Paul Keating (channelling former NSW Premier, Jack Lang), once said “in the race of life, always back self-interest. At least you know it’s trying”. When assessing the merits of the arguments between passive and active management, consider the underlying motivation of the author. A recent article by an active manager called passive management ‘lobotomised’. Not only is this churlish, but the manager was, ‘talking his own book’. His base argument, that any strategy has its ‘time in the sun’ and become victim of its own success is reasonable, but it works both ways. The article quoted the performance of one Hedge Fund Strategy, that has outperformed Warren Buffet, since 1987. But it ignores the bet Buffett made 9 years ago, where he challenged anyone to pick 5 hedge fund strategies that would out-perform the S&P 500 over 10 years.
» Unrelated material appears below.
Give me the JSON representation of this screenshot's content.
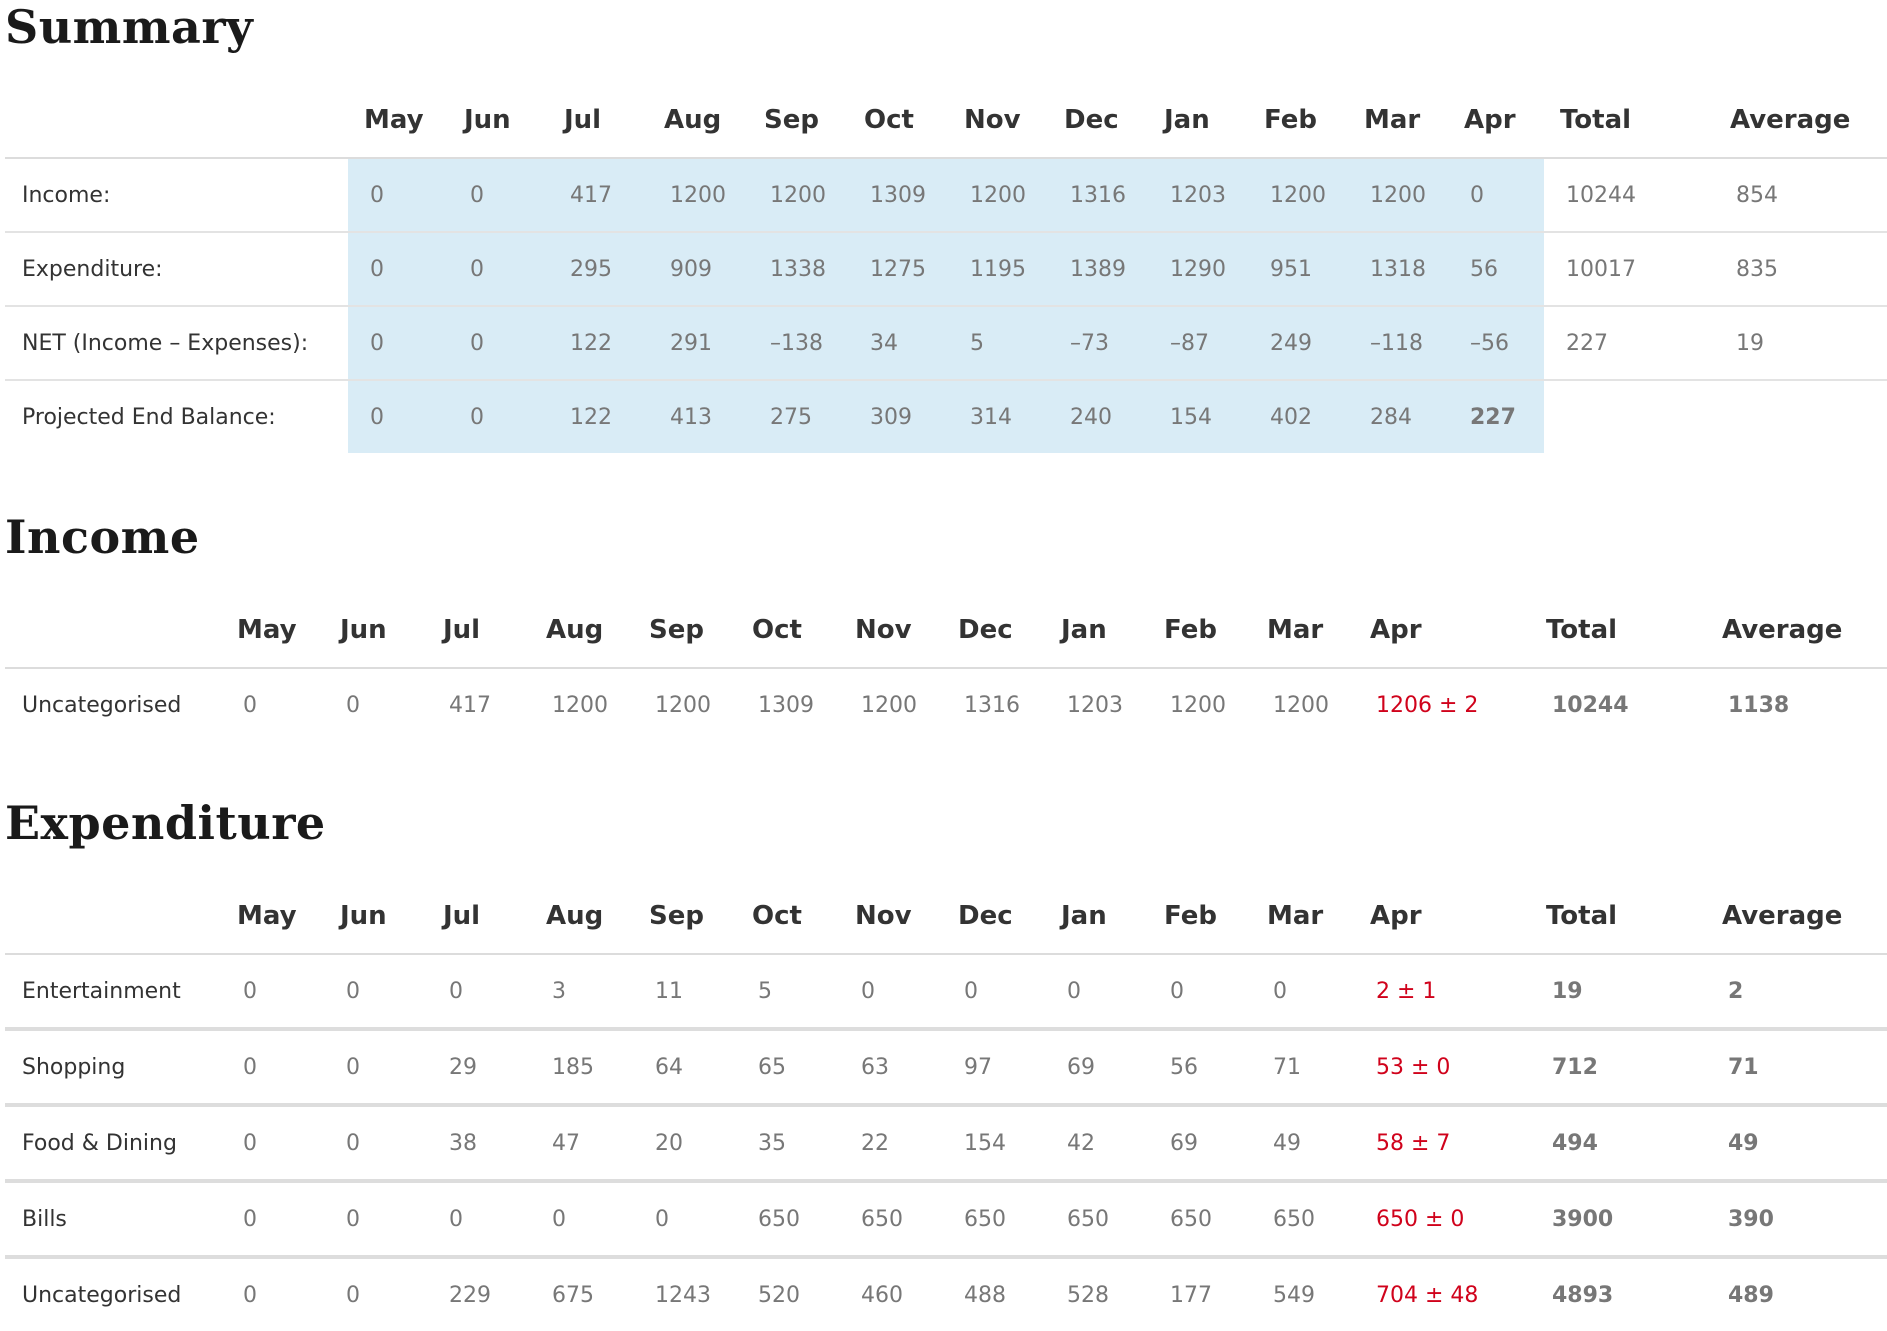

With one year to go, the only people to take him up on the bet, Protegé Partners LLC, have all but conceded.
Markets are adaptive. A preponderance of active management can effectively arbitrage away its own alpha. Similarly, the growth of passive strategies can provide increasing opportunities for active managers.
Human psychology is such that we will tend to herd towards what we perceive as better value. This perception will generally follow a period of superior performance, be it a winning share or a winning investment strategy. However, we will tend to overweight the potential of the company, or the investment strategy and stick with it longer than should be reasonable.
We believe there is a right investment strategy for each portfolio, each client. This can be active, passive or some combination of both. In our opinion the keys to good portfolio management are:
- Be at once open minded and skeptical.
- Avoid ‘fashion’. Chasing the next best thing will deplete your most valuable resource – time.
- Know the difference between marketing and research.
- Understand that investment markets are dynamic, the fortunes of specific strategies will ebb and flow over time.
- Context. Always keep in mind what the portfolio is seeking to achieve.
Enjoy Federal Budget week. Don’t be surprised if we see a change to CGT thresholds – my long shot call.